Die weitere Beschwerde wird zurückgewiesen.

Die Beteiligte zu 1) hat die dem Beteiligten zu 2) im Rechtsbeschwerdeverfahren entstandenen außergerichtlichen Auslagen zu erstatten.

Der Geschäftswert wird auf 50.000 € festgesetzt.

Gründe:

I.

Der Beteiligte zu 2) war Eigentümer des eingangs genannten Grundstücks, das mit einem Wohnhaus bebaut ist. Mit notariellem Vertrag vom 18.09.1978 (UR-Nr. #####/####Notar B in C2) schenkte er dieses Grundstück seiner damaligen Ehefrau, der Beteiligten zu 1), und ließ es ihr auf. In § 4 dieses Vertrages vereinbarten die Vertragsbeteiligten, dass der Beteiligte zu 2) die Schenkung unter bestimmten Voraussetzungen widerrufen könne, u.a. dann, wenn die Ehe geschieden wird. Zur Sicherung des Anspruchs auf Rückübertragung im Falle des Widerrufs der Schenkung bewilligten die Beteiligten zu 1) und 2) die Eintragung einer Vormerkung im Grundbuch.

Am 24.11.1978 wurde das Eigentum umgeschrieben und die Vormerkung in Abt. II des Grundbuchs unter lfd. Nr. 1 eingetragen.

Die Beteiligte zu 1) betreibt gegen den Beteiligten zu 2) die Zwangsvollstreckung aus dem vor dem 8. Familiensenat des Oberlandesgerichts Hamm geschlossenen Vergleich vom 17.11.2004 (Az. 8 UF 21/04). Sie hat am 07.06.2005, 15.12.2005 und 01.08.2006 jeweils einen Pfändungs- und Überweisungsbeschluss (Amtsgericht Detmold - 9M ####### - , Amtsgericht Steinfurt - 18 M #####/####- und Amtsgerichts Steinfurt -18 M #####/####-) erwirkt, durch den wegen Forderungen in Höhe von 4.276,73 €, 113.910,93 € und 14,882,53 € das angebliche Anwartschaftsrecht des Beteiligten zu 2) "aus der Rückauflassung" des eingangs genannten Grundstücks an ihn gepfändet und ihr zur Einziehung überwiesen worden ist.

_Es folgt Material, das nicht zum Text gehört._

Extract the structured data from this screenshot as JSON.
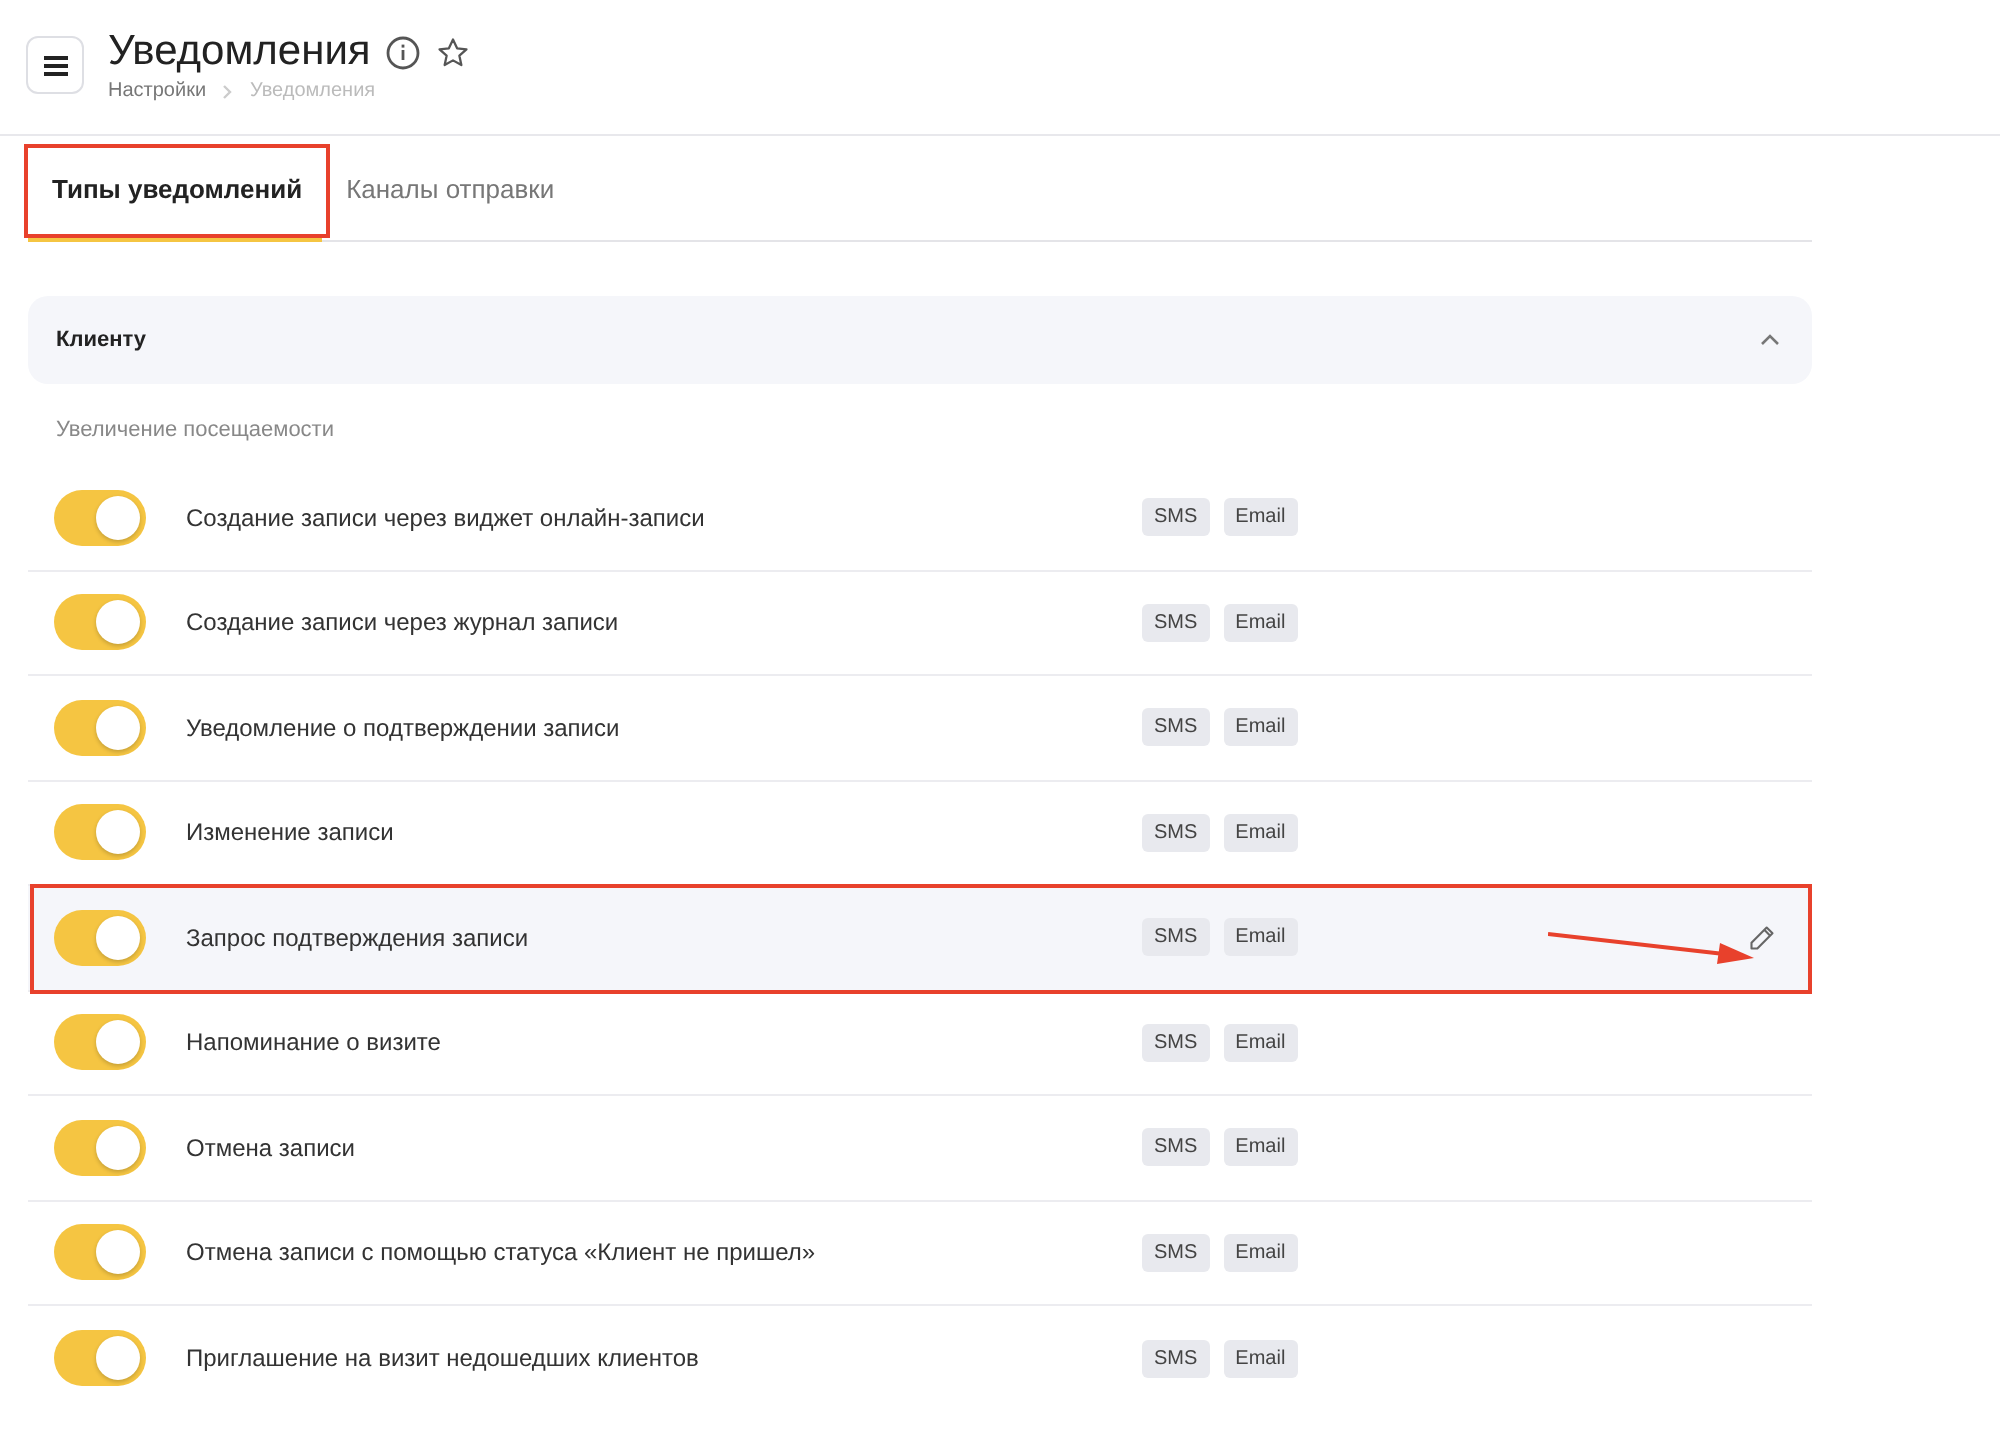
{
  "header": {
    "title": "Уведомления",
    "breadcrumbs": [
      {
        "label": "Настройки",
        "current": false
      },
      {
        "label": "Уведомления",
        "current": true
      }
    ]
  },
  "tabs": [
    {
      "label": "Типы уведомлений",
      "selected": true,
      "marked": true
    },
    {
      "label": "Каналы отправки",
      "selected": false,
      "marked": false
    }
  ],
  "section": {
    "title": "Клиенту",
    "expanded": true,
    "group": "Увеличение посещаемости",
    "rows": [
      {
        "label": "Создание записи через виджет онлайн-записи",
        "on": true,
        "hovered": false,
        "marked": false,
        "channels": [
          "SMS",
          "Email"
        ]
      },
      {
        "label": "Создание записи через журнал записи",
        "on": true,
        "hovered": false,
        "marked": false,
        "channels": [
          "SMS",
          "Email"
        ]
      },
      {
        "label": "Уведомление о подтверждении записи",
        "on": true,
        "hovered": false,
        "marked": false,
        "channels": [
          "SMS",
          "Email"
        ]
      },
      {
        "label": "Изменение записи",
        "on": true,
        "hovered": false,
        "marked": false,
        "channels": [
          "SMS",
          "Email"
        ]
      },
      {
        "label": "Запрос подтверждения записи",
        "on": true,
        "hovered": true,
        "marked": true,
        "channels": [
          "SMS",
          "Email"
        ]
      },
      {
        "label": "Напоминание о визите",
        "on": true,
        "hovered": false,
        "marked": false,
        "channels": [
          "SMS",
          "Email"
        ]
      },
      {
        "label": "Отмена записи",
        "on": true,
        "hovered": false,
        "marked": false,
        "channels": [
          "SMS",
          "Email"
        ]
      },
      {
        "label": "Отмена записи с помощью статуса «Клиент не пришел»",
        "on": true,
        "hovered": false,
        "marked": false,
        "channels": [
          "SMS",
          "Email"
        ]
      },
      {
        "label": "Приглашение на визит недошедших клиентов",
        "on": true,
        "hovered": false,
        "marked": false,
        "channels": [
          "SMS",
          "Email"
        ]
      }
    ]
  }
}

Die Beteiligten zu 1) und 2) sind seit November 2006 rechtskräftig geschieden.

Mit notariellem Vertrag vom 19.04.2007 (UR-Nr. 288/2007 Notar F in T) veräußerte die Beteiligte zu 1) das Grundstück an den Beteiligten zu 3). Unter dem 24.04.2007 beantragte sie die Eintragung einer Auflassungsvormerkung zugunsten des Beteiligten zu 3) und die Löschung der zugunsten des Beteiligten zu 2) eingetragenen Vormerkung.

Am 14.05.2007 löschte das Grundbuchamt antragsgemäß die in Abt. II unter Nr. 1 zugunsten des Beteiligten zu 2) eingetragene Vormerkung und trug am selben Tag in Abt. II Nr. 2 eine Auflassungsvormerkung zugunsten des Beteiligten zu 3) ein.

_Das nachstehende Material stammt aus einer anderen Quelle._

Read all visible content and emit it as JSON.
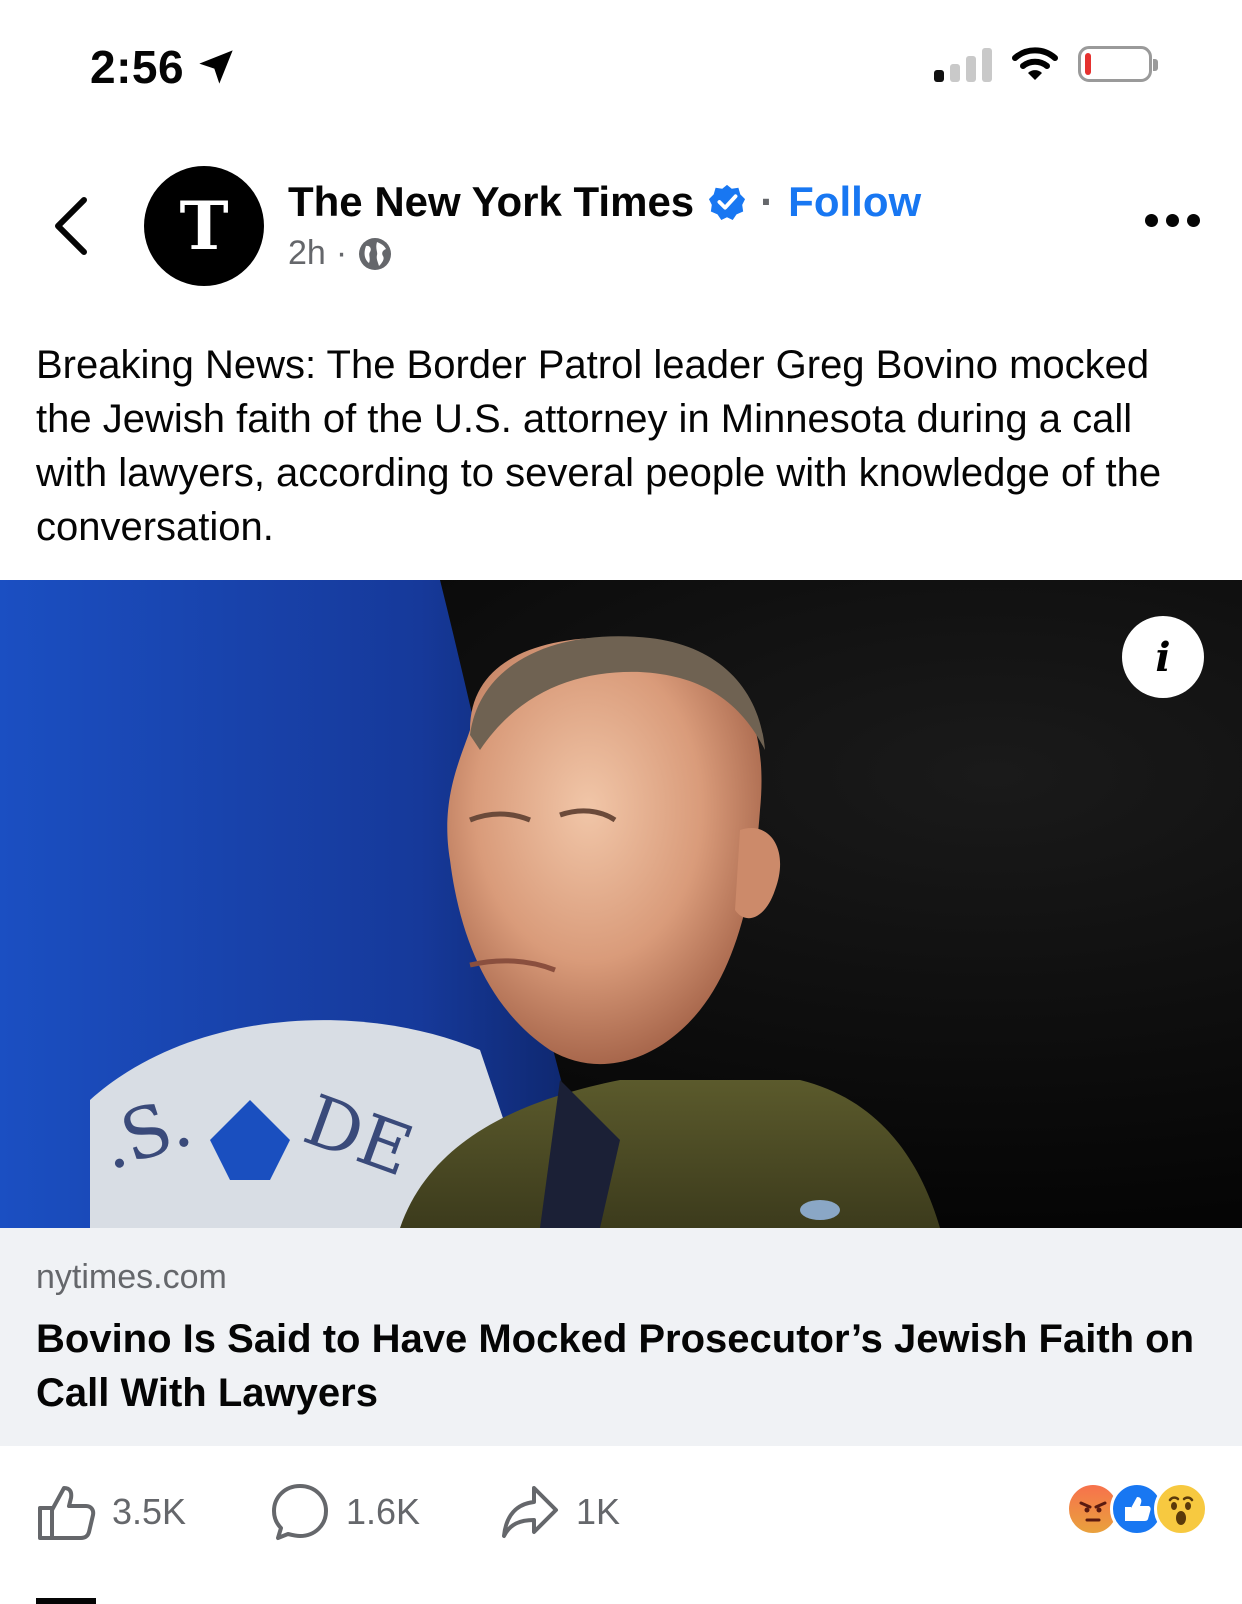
{
  "status_bar": {
    "time": "2:56",
    "location_icon": "location-arrow-icon",
    "signal_icon": "cellular-signal-icon",
    "wifi_icon": "wifi-icon",
    "battery_icon": "battery-low-icon",
    "battery_color": "#e5312f"
  },
  "post": {
    "page_name": "The New York Times",
    "follow_label": "Follow",
    "separator": "·",
    "time_ago": "2h",
    "avatar_glyph": "T",
    "text": "Breaking News: The Border Patrol leader Greg Bovino mocked the Jewish faith of the U.S. attorney in Minnesota during a call with lawyers, according to several people with knowledge of the conversation.",
    "verified_color": "#1877f2"
  },
  "photo": {
    "info_label": "i"
  },
  "link_card": {
    "domain": "nytimes.com",
    "title": "Bovino Is Said to Have Mocked Prosecutor’s Jewish Faith on Call With Lawyers"
  },
  "actions": {
    "likes": "3.5K",
    "comments": "1.6K",
    "shares": "1K"
  },
  "reactions": [
    "angry",
    "like",
    "wow"
  ]
}
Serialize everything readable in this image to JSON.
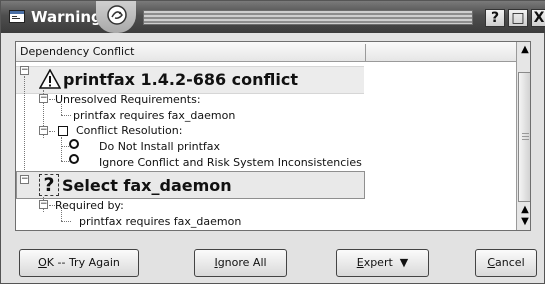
{
  "window": {
    "title": "Warning"
  },
  "titlebar_buttons": [
    {
      "name": "help",
      "glyph": "?"
    },
    {
      "name": "maximize",
      "glyph": "□"
    },
    {
      "name": "close",
      "glyph": "X"
    }
  ],
  "list": {
    "columns": [
      "Dependency Conflict",
      ""
    ],
    "conflict": {
      "title": "printfax 1.4.2-686 conflict",
      "unresolved_label": "Unresolved Requirements:",
      "unresolved_item": "printfax requires fax_daemon",
      "resolution_label": "Conflict Resolution:",
      "options": [
        "Do Not Install printfax",
        "Ignore Conflict and Risk System Inconsistencies"
      ]
    },
    "select": {
      "title": "Select fax_daemon",
      "required_label": "Required by:",
      "required_item": "printfax requires fax_daemon"
    }
  },
  "buttons": {
    "ok_accel": "O",
    "ok_rest": "K -- Try Again",
    "ignore_accel": "I",
    "ignore_rest": "gnore All",
    "expert_accel": "E",
    "expert_rest": "xpert",
    "expert_arrow": "▼",
    "cancel_accel": "C",
    "cancel_rest": "ancel"
  }
}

Gegen diese Löschung hat der Beteiligte zu 2) Beschwerde mit dem Ziel der Eintragung eines Amtswiderspruchs eingelegt. Das Landgericht gab der Beschwerde mit Beschluss vom 13.07.2007 statt und wies das Grundbuchamt an, im Grundbuch einen Amtswiderspruch gegen die Löschung der Vormerkung einzutragen.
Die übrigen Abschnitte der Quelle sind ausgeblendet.